1. A raise bit for enlarging a first hole into a larger second hole by being drawn through said first hole and disintegrating earth formations surrounding said first hole, comprising:

a drive stem;

a raise bit body connected to said drive stem, said drive stem defining a bit axis of rotation;

primary cutter means positioned on said bit body for disintegrating the formations out to a first radial distance from said bit axis of rotation;

secondary cutter means adapted to be connected to said bit body selectively located in a first position for disintegrating the formations between said first radial distance and a second radial distance from said bit axis of rotation, said second radial distance being greater than said first radial distance, and selectively located in subsequent positions for disintegrating the formations between said first radial distance and subsequent radial distances from said bit axis of rotation, said subsequent radial distances being greater than said second radial distance; and

expansion means adapted to be located between said secondary cutter means and said bit body for locating said secondary cutter means in said subsequent positions.

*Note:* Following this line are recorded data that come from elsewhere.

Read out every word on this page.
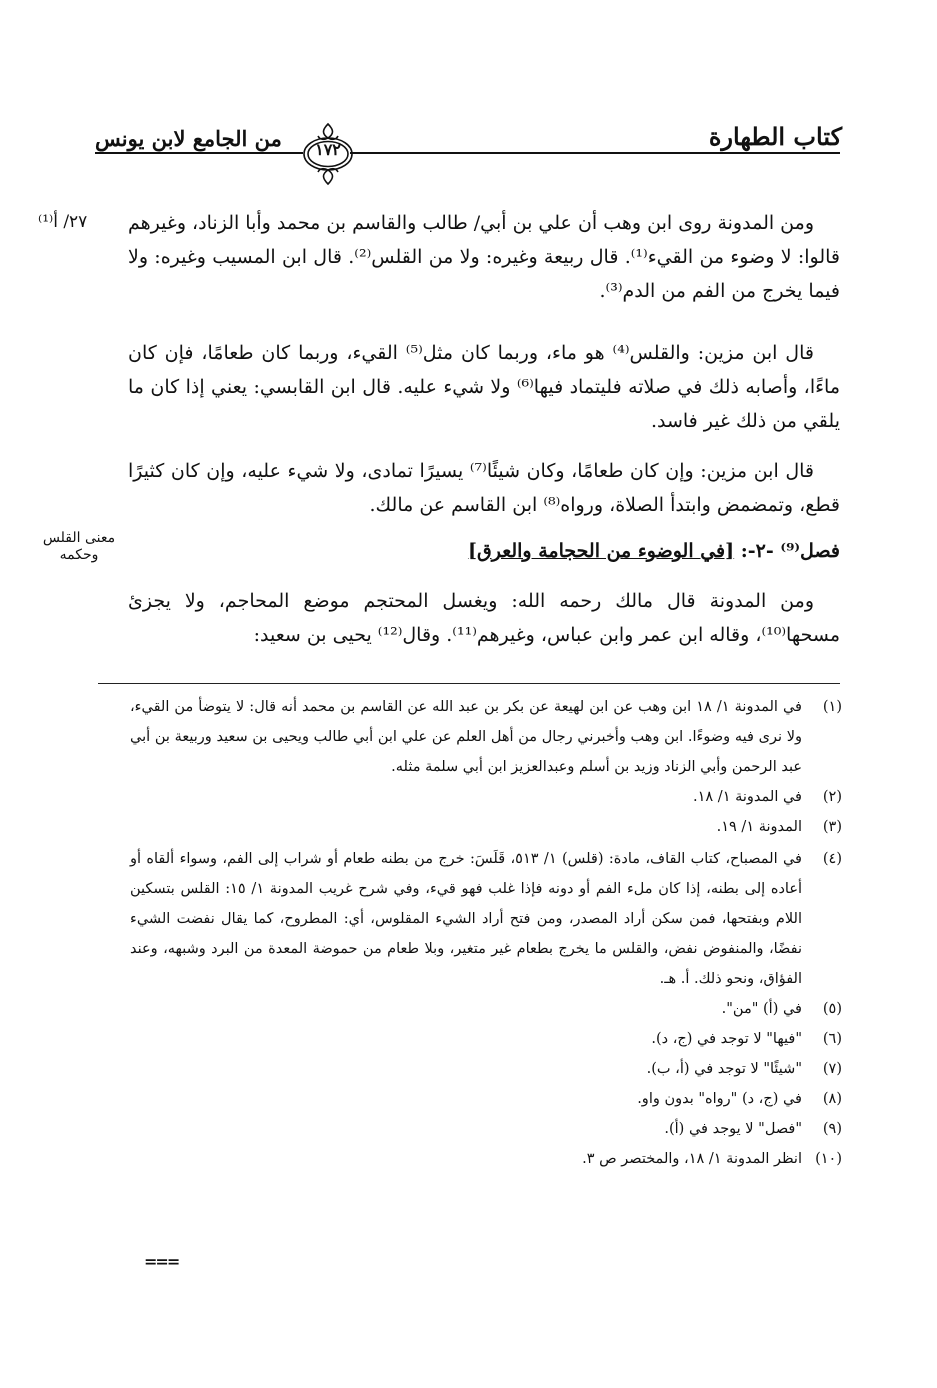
من الجامع لابن يونس	كتاب الطهارة
١٧٢
٢٧/ أ⁽¹⁾
معنى القلس وحكمه
ومن المدونة روى ابن وهب أن علي بن أبي/ طالب والقاسم بن محمد وأبا الزناد، وغيرهم قالوا: لا وضوء من القيء⁽¹⁾. قال ربيعة وغيره: ولا من القلس⁽²⁾. قال ابن المسيب وغيره: ولا فيما يخرج من الفم من الدم⁽³⁾.
قال ابن مزين: والقلس⁽⁴⁾ هو ماء، وربما كان مثل⁽⁵⁾ القيء، وربما كان طعامًا، فإن كان ماءًا، وأصابه ذلك في صلاته فليتماد فيها⁽⁶⁾ ولا شيء عليه. قال ابن القابسي: يعني إذا كان ما يلقي من ذلك غير فاسد.
قال ابن مزين: وإن كان طعامًا، وكان شيئًا⁽⁷⁾ يسيرًا تمادى، ولا شيء عليه، وإن كان كثيرًا قطع، وتمضمض وابتدأ الصلاة، ورواه⁽⁸⁾ ابن القاسم عن مالك.
فصل⁽⁹⁾ -٢-: [في الوضوء من الحجامة والعرق]
ومن المدونة قال مالك رحمه الله: ويغسل المحتجم موضع المحاجم، ولا يجزئ مسحها⁽¹⁰⁾، وقاله ابن عمر وابن عباس، وغيرهم⁽¹¹⁾. وقال⁽¹²⁾ يحيى بن سعيد:
(١)
في المدونة ١/ ١٨ ابن وهب عن ابن لهيعة عن بكر بن عبد الله عن القاسم بن محمد أنه قال: لا يتوضأ من القيء، ولا نرى فيه وضوءًا. ابن وهب وأخبرني رجال من أهل العلم عن علي ابن أبي طالب ويحيى بن سعيد وربيعة بن أبي عبد الرحمن وأبي الزناد وزيد بن أسلم وعبدالعزيز ابن أبي سلمة مثله.
(٢)
في المدونة ١/ ١٨.
(٣)
المدونة ١/ ١٩.
(٤)
في المصباح، كتاب القاف، مادة: (قلس) ١/ ٥١٣، قَلَسَ: خرج من بطنه طعام أو شراب إلى الفم، وسواء ألقاه أو أعاده إلى بطنه، إذا كان ملء الفم أو دونه فإذا غلب فهو قيء، وفي شرح غريب المدونة ١/ ١٥: القلس بتسكين اللام وبفتحها، فمن سكن أراد المصدر، ومن فتح أراد الشيء المقلوس، أي: المطروح، كما يقال نفضت الشيء نفضًا، والمنفوض نفض، والقلس ما يخرج بطعام غير متغير، وبلا طعام من حموضة المعدة من البرد وشبهه، وعند الفؤاق، ونحو ذلك. أ. هـ.
(٥)
في (أ) "من".
(٦)
"فيها" لا توجد في (ج، د).
(٧)
"شيئًا" لا توجد في (أ، ب).
(٨)
في (ج، د) "رواه" بدون واو.
(٩)
"فصل" لا يوجد في (أ).
(١٠)
انظر المدونة ١/ ١٨، والمختصر ص ٣.
===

2. A bit for enlarging a first hole into a larger second hole, comprising:

a bit body defining a bit axis of rotation;

secondary cutter means adapted to be connected to said bit body selectively located in a first position for disintegrating the formations between said first radial distance and a second radial distance from said bit axis of rotation, said second radial distance being greater than said first radial distance, and selectively located in subsequent positions for disintegrating the formations between said first radial distance and subsequent radial distances from said bit axis of rotation, said subsequent radial distances being greater than said second radial distance;

expansion means adapted to be located between said secondary cutter means and said bit body for locating said secondary cutter means in said subsequent positions; and

additional cutter means positioned on said expansion means.